Winner winner, chicken dinner.EXACTLY! anyone paying attention would not be surprised by the ruling giving immunity for official acts. Without it As commander in chief a pres could be subject to a host of different indictments for military actions and so on. The question will be kicked back to lower courts to see whether or not the Jan 6 “stuff” would be considered an official act. The phone call to the ga gov and the fake elector scheme might be hard to frame as such. But tough to say what the parameters are.

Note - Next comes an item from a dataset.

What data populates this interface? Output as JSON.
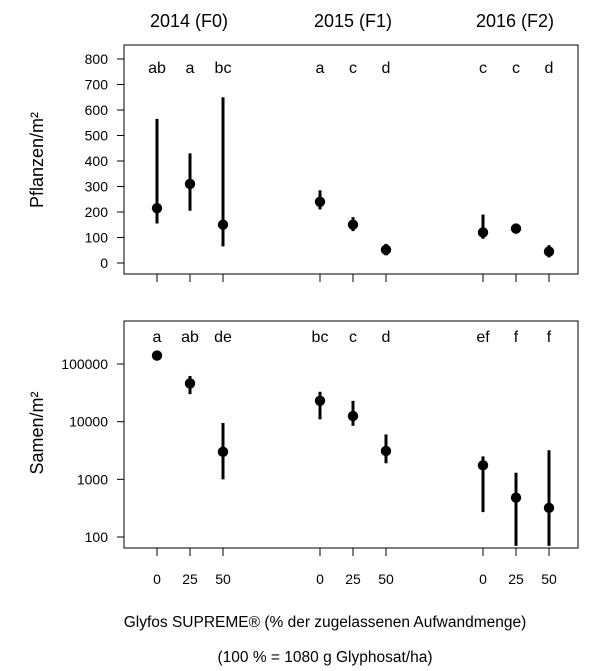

This will prob drag out in lower courts for a couple years.
This is the thing that being so deep into the cesspool of hating someone makes one drown and not even be able to raise up their little heads long enough to see the reality and neutrality of such a ruling. @blazers wants examples of this having happened in the last 230 years simply ignores the foregone conclusions that he and others have made to get us to this point: Trump is a bad, bad, bad man who must have committed all these horrible crimes and therefore this whole notion of a president having immunity is just silly.
What that fails to grasp is the reality that we've never (at least that we know about) had one political party, both before and after a president's term, use the intelligence and prosecutorial arms of the government to go after the other party in such a fashion. That is, the issue of immunity for acts while in office has never really needed to be addressed before because no one dared to go after the former president. Nixon got a pardon as part of the deal and everyone else has been left alone. If Trump had served two terms already, this likely never happens and all the abuse of the intelligence community stuff likely never sees the light of day. He certainly isn't prosecuted for anything.
Every presidency has things that were done or not done that could be gone after if one looks hard enough. But, why would you unless it's simply one way to stay in power and you can't or are afraid you can't beat the other side at the ballot box?